- Mastercard Inc MA reported Q1 2023 net revenues of $5.75 billion, up 11% Y/Y and 14% on neutral currency basis, beating the consensus of $5.64 billion.
- Payment network net revenue rose 7% Y/Y (+10% on a currency-neutral basis), led by growth in gross dollar volume (+15% Y/Y), cross-border volume (+35% Y/Y) and switched transactions (+12% Y/Y).
- Value-added services and solutions net revenue rose 19% Y/Y (+21% Y/Y on a currency-neutral basis), driven by continued strong growth in cyber and intelligence solutions and high demand for data analytics, consulting and marketing services.
- As of March 31, 2023, the customers had issued 3.2 billion Mastercard and Maestro-branded cards.
- Adjusted operating expenses rose 10% Y/Y to $2.4 billion due to higher personnel costs.
- The adjusted operating margin rose 70bps Y/Y to 58.2%.
- Adjusted EPS rose 1% Y/Y to $2.80, exceeding the consensus of $2.72.
- In Q1, Mastercard repurchased shares worth $2.9 billion and paid $545 million in dividends.
- Cash flow from operating activities was $1.9 billion in Q1.
- Cash and equivalents stood at $8.8 billion at the end Q1 2023.
- Outlook: For 2023, the company expects net revenue to grow in low-teens and adjusted operating expense to grow in the low-end of low- double-digits.
- In Q2 2023, MA expects both net revenue and adjusted operating expense to grow in the high-end of low- double-digits Y/Y.
- "We are actively managing the business to capitalize on the significant digital payment and services opportunities ahead, and stand ready to navigate through any headwinds.
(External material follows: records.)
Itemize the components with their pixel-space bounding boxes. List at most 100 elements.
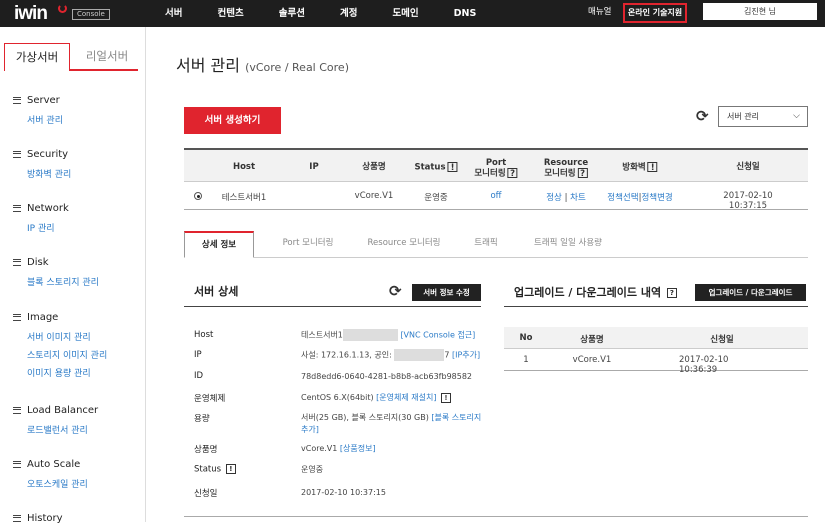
tab-virtual-server[interactable]: 가상서버 — [4, 43, 70, 71]
tab-real-server[interactable]: 리얼서버 — [76, 43, 138, 71]
cell-resource: 정상 | 차트 — [546, 191, 586, 203]
col-port-label2: 모니터링 — [474, 168, 506, 179]
table-row: 1 vCore.V1 2017-02-10 10:36:39 — [504, 349, 808, 375]
page-subtitle: (vCore / Real Core) — [245, 61, 349, 74]
list-icon — [13, 96, 21, 104]
upgrade-downgrade-button[interactable]: 업그레이드 / 다운그레이드 — [695, 284, 806, 301]
col-status-label: Status — [414, 162, 446, 173]
nav-domain[interactable]: 도메인 — [392, 0, 418, 27]
cell-product: vCore.V1 — [572, 355, 612, 365]
add-block-storage-link-2[interactable]: 추가] — [301, 425, 319, 434]
help-icon[interactable]: ! — [225, 464, 236, 474]
cell-host: 테스트서버1 — [221, 193, 267, 203]
create-server-button[interactable]: 서버 생성하기 — [184, 107, 281, 134]
row-radio[interactable] — [194, 192, 202, 200]
col-ip: IP — [309, 162, 319, 172]
sidebar-item-image-capacity[interactable]: 이미지 용량 관리 — [27, 366, 107, 379]
tab-traffic[interactable]: 트래픽 — [456, 231, 516, 258]
masked-text — [342, 329, 398, 341]
help-icon[interactable]: ! — [647, 162, 658, 173]
sidebar-item-ip[interactable]: IP 관리 — [27, 221, 69, 234]
value-host: 테스트서버1 [VNC Console 접근] — [301, 329, 475, 342]
add-ip-link[interactable]: [IP추가] — [452, 351, 480, 360]
help-icon[interactable]: ! — [447, 162, 458, 173]
tab-resource-monitoring[interactable]: Resource 모니터링 — [354, 231, 454, 258]
main-menu: 서버 컨텐츠 솔루션 계정 도메인 DNS — [165, 0, 511, 27]
cell-date: 2017-02-10 10:36:39 — [679, 355, 729, 375]
edit-server-info-button[interactable]: 서버 정보 수정 — [412, 284, 481, 301]
reinstall-os-link[interactable]: [운영체제 재설치] — [376, 393, 436, 402]
resource-normal-link[interactable]: 정상 — [546, 193, 562, 203]
power-logo-icon — [58, 4, 67, 13]
col-date: 신청일 — [736, 162, 760, 172]
sidebar-item-auto-scale[interactable]: 오토스케일 관리 — [27, 477, 88, 490]
sidebar-item-server-manage[interactable]: 서버 관리 — [27, 113, 63, 126]
group-title: Disk — [27, 256, 49, 268]
group-server: Server 서버 관리 — [13, 93, 63, 126]
add-block-storage-link[interactable]: [블록 스토리지 — [431, 413, 481, 422]
ip-text: 사설: 172.16.1.13, 공인: — [301, 350, 392, 360]
divider — [184, 516, 808, 517]
page-title: 서버 관리 (vCore / Real Core) — [176, 52, 349, 76]
help-icon[interactable]: ? — [577, 168, 588, 179]
vnc-console-link[interactable]: [VNC Console 접근] — [400, 331, 475, 340]
col-resource-label2: 모니터링 — [544, 168, 576, 179]
tab-port-monitoring[interactable]: Port 모니터링 — [264, 231, 352, 258]
nav-server[interactable]: 서버 — [165, 0, 182, 27]
refresh-icon[interactable]: ⟳ — [389, 282, 402, 300]
label-capacity: 용량 — [194, 414, 210, 424]
col-firewall-label: 방화벽 — [622, 162, 646, 173]
group-title: Network — [27, 202, 69, 214]
value-os: CentOS 6.X(64bit) [운영체제 재설치] ! — [301, 392, 452, 404]
help-icon[interactable]: ? — [666, 288, 677, 298]
list-icon — [13, 460, 21, 468]
chevron-down-icon: ⌵ — [793, 111, 800, 121]
group-title: Image — [27, 311, 59, 323]
nav-solution[interactable]: 솔루션 — [279, 0, 305, 27]
sidebar-item-load-balancer[interactable]: 로드밸런서 관리 — [27, 423, 98, 436]
group-auto-scale: Auto Scale 오토스케일 관리 — [13, 457, 88, 490]
help-icon[interactable]: ! — [441, 392, 452, 403]
group-load-balancer: Load Balancer 로드밸런서 관리 — [13, 403, 98, 436]
view-select[interactable]: 서버 관리 ⌵ — [718, 106, 808, 127]
sidebar-item-storage-image[interactable]: 스토리지 이미지 관리 — [27, 348, 107, 361]
product-info-link[interactable]: [상품정보] — [340, 444, 376, 453]
online-support-link[interactable]: 온라인 기술지원 — [623, 3, 687, 23]
sidebar-item-server-image[interactable]: 서버 이미지 관리 — [27, 330, 107, 343]
tab-detail-info[interactable]: 상세 정보 — [184, 231, 254, 258]
product-text: vCore.V1 — [301, 444, 338, 453]
cell-firewall: 정책선택|정책변경 — [607, 191, 672, 203]
nav-dns[interactable]: DNS — [454, 0, 477, 27]
cell-port-off[interactable]: off — [490, 191, 501, 201]
sidebar-item-firewall[interactable]: 방화벽 관리 — [27, 167, 71, 180]
label-os: 운영체제 — [194, 394, 226, 404]
label-ip: IP — [194, 350, 202, 360]
table-row[interactable]: 테스트서버1 vCore.V1 운영중 off 정상 | 차트 정책선택|정책변… — [184, 182, 808, 211]
col-no: No — [519, 333, 533, 343]
policy-select-link[interactable]: 정책선택 — [607, 193, 638, 203]
nav-account[interactable]: 계정 — [340, 0, 357, 27]
resource-chart-link[interactable]: 차트 — [570, 193, 586, 203]
tab-daily-traffic[interactable]: 트래픽 일일 사용량 — [518, 231, 618, 258]
manual-link[interactable]: 매뉴얼 — [588, 0, 611, 24]
group-network: Network IP 관리 — [13, 201, 69, 234]
user-menu[interactable]: 김진현 님 — [703, 3, 817, 20]
list-icon — [13, 258, 21, 266]
group-title: Server — [27, 94, 60, 106]
refresh-icon[interactable]: ⟳ — [696, 107, 709, 125]
table-header: Host IP 상품명 Status! Port 모니터링? Resource 모니… — [184, 150, 808, 182]
nav-contents[interactable]: 컨텐츠 — [217, 0, 243, 27]
cell-date: 2017-02-10 10:37:15 — [723, 191, 773, 211]
iwin-logo[interactable]: iwin — [14, 3, 48, 25]
help-icon[interactable]: ? — [507, 168, 518, 179]
col-port-label: Port — [485, 158, 507, 168]
col-host: Host — [232, 162, 256, 172]
policy-change-link[interactable]: 정책변경 — [641, 193, 672, 203]
sidebar: 가상서버 리얼서버 Server 서버 관리 Security 방화벽 관리 N… — [0, 27, 146, 524]
sidebar-item-block-storage[interactable]: 블록 스토리지 관리 — [27, 275, 99, 288]
list-icon — [13, 406, 21, 414]
value-product: vCore.V1 [상품정보] — [301, 443, 376, 455]
col-firewall: 방화벽! — [622, 162, 658, 173]
col-product: 상품명 — [580, 335, 604, 345]
col-status: Status! — [414, 162, 458, 173]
We are making sure people and businesses can use their Mastercard when and where they want, now surpassing 100 million acceptance locations worldwide. As we look to the future, I believe our focused strategy, diversified business model, and our relationships around the globe position us very well," said Michael Miebach, CEO.
- Price Action: MA shares are trading higher by 0.98% at $370.35 on the last check Thursday.